Fenomena Kawin Kontrak di Puncak Bogor dan Cianjur
Di kawasan Puncak Bogor dan Puncak Cianjur, praktik kawin kontrak yang berkedok pernikahan telah menjadi rahasia umum. Praktik ini diperkirakan sudah ada sejak tahun 1990-an, meski para pelakunya tidak selalu berasal dari wilayah setempat. Banyak dari mereka berasal dari luar kawasan Puncak, termasuk daerah seperti Sukabumi dan Cianjur.
Kawin kontrak ini biasanya dimanfaatkan oleh para pekerja seks komersial (PSK) yang memanfaatkan situasi banyaknya wisatawan Arab dari Timur Tengah yang berkunjung ke kawasan wisata Puncak. Menurut TM, salah satu warga asli kawasan Puncak Bogor, perempuan-perempuan yang terlibat dalam praktik ini tidak berasal dari wilayah setempat.

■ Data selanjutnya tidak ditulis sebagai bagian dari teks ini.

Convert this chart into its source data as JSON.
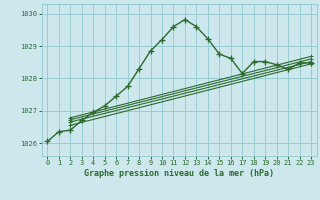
{
  "title": "Graphe pression niveau de la mer (hPa)",
  "background_color": "#cce8ed",
  "grid_color": "#99ccd4",
  "line_color": "#2d6a2d",
  "xlim": [
    -0.5,
    23.5
  ],
  "ylim": [
    1025.6,
    1030.3
  ],
  "yticks": [
    1026,
    1027,
    1028,
    1029,
    1030
  ],
  "xticks": [
    0,
    1,
    2,
    3,
    4,
    5,
    6,
    7,
    8,
    9,
    10,
    11,
    12,
    13,
    14,
    15,
    16,
    17,
    18,
    19,
    20,
    21,
    22,
    23
  ],
  "main_line_x": [
    0,
    1,
    2,
    3,
    4,
    5,
    6,
    7,
    8,
    9,
    10,
    11,
    12,
    13,
    14,
    15,
    16,
    17,
    18,
    19,
    20,
    21,
    22,
    23
  ],
  "main_line_y": [
    1026.05,
    1026.35,
    1026.4,
    1026.7,
    1026.95,
    1027.15,
    1027.45,
    1027.75,
    1028.3,
    1028.85,
    1029.2,
    1029.6,
    1029.82,
    1029.6,
    1029.22,
    1028.75,
    1028.62,
    1028.15,
    1028.52,
    1028.52,
    1028.42,
    1028.28,
    1028.48,
    1028.48
  ],
  "ref_lines": [
    {
      "x": [
        2,
        23
      ],
      "y": [
        1026.55,
        1028.45
      ]
    },
    {
      "x": [
        2,
        23
      ],
      "y": [
        1026.65,
        1028.52
      ]
    },
    {
      "x": [
        2,
        23
      ],
      "y": [
        1026.72,
        1028.6
      ]
    },
    {
      "x": [
        2,
        23
      ],
      "y": [
        1026.78,
        1028.68
      ]
    }
  ]
}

"Perempuan-perempuannya gak ada orang sini," kata TM kepada aiotrade, Jumat (24/10/2025). "Emang ada semacam komunitasnya di sini, tapi ini terselubung."
Modus Operasi Kawin Kontrak
Modus operasi kawin kontrak ini mirip dengan pernikahan biasa. Namun, pihak-pihak yang terlibat seperti saksi, wali nikah, dan amil nikah adalah orang-orang yang disewa atau diatur oleh pihak tertentu. Tarif untuk sekali kawin kontrak berkisar antara Rp 2 juta hingga Rp 4 juta, yang biasanya dibayarkan kepada orang yang bertindak sebagai amil bodong.
"Pokoknya di atas Rp 2 Jutaan lah kalau dinikahkan, itu sekali kawin kontrak," ujar TM. "Bayarnya ke amil (amil bodong), Rp 2 Juta, Rp 2,5 Juta, sampai Rp 4 Juta," tambahnya.
Setelah pembayaran dilakukan, uang tersebut akan dibagi-bagikan kepada pelaku lain yang membantu menggelar prosesi kawin kontrak tersebut. PSK yang dinikahkan kontrak kemudian akan menjadikan tamu Arab sebagai 'pohon uang'. Jika sang PSK mendapatkan uang tambahan dari tamu, maka uang tersebut akan diberikan kepada para pelaku lain yang membantunya dalam proses kawin kontrak.
"Nanti si cewek itu, uang jajan, uang makan, kan dikasih sama orang Arab, nanti dikasih ke orang-orang itu (pelaku lain)," kata TM. "Namanya juga jablay (PSK), bukan cewek biasa," imbuhnya.
Perkembangan Fenomena Kawin Kontrak
Meskipun fenomena kawin kontrak ini masih ada, menurut TM, kini jumlahnya sudah menurun dibanding dulu. "Sekarang biong-biong, gremo-gremo itu pada stres," katanya. Penurunan ini disebabkan oleh perubahan perilaku wisatawan Arab yang kini lebih sering membawa keluarga, termasuk istri dan anak-anak.
"Karena tamu-tamu Arab kebanyakan sekarang bawa istri, bawa anak," ujar TM. "Jadi anak sendiri dibawa, istri sendiri dibawa, jadi tidak ada kesempatan. Gak kayak dulu, dulu kan banyak yang (tamu Arab) bujangan," tambahnya.
Meski jumlahnya menurun, aktivitas kawin kontrak ini masih tetap ada di kawasan Puncak. "Sekarang masih ada, tapi sedikit, udah menurun. Kan dulu mah rame viral. Sekarang mah pada takut, takut sama HP (takut viral)," ungkap TM.
Penangkapan Polisi pada Tahun 2019
Pada tahun 2019 silam, Polres Bogor pernah membongkar praktik kawin kontrak di kawasan Puncak. Dalam penangkapan tersebut, polisi berhasil mengamankan empat orang pelaku yang kerap berbisnis haram dengan mengadakan kawin kontrak untuk wisatawan asal Timur Tengah.
Keempat pelaku ini diketahui merupakan mantan tenaga kerja Indonesia (TKI) dari Cianjur dan Sukabumi dengan inisial ON, IM, BS, dan K. Selain itu, polisi juga menemukan enam perempuan yang dijajakan oleh para pelaku ke hidung belang. Semua perempuan tersebut berasal dari Sukabumi.
Polisi menjerat para pelaku dengan UU tindak pidana perdagangan orang (TPPO) di UU nomor 21 tahun 2007 pasal 2 dengan ancaman hukuman di atas 5 tahun.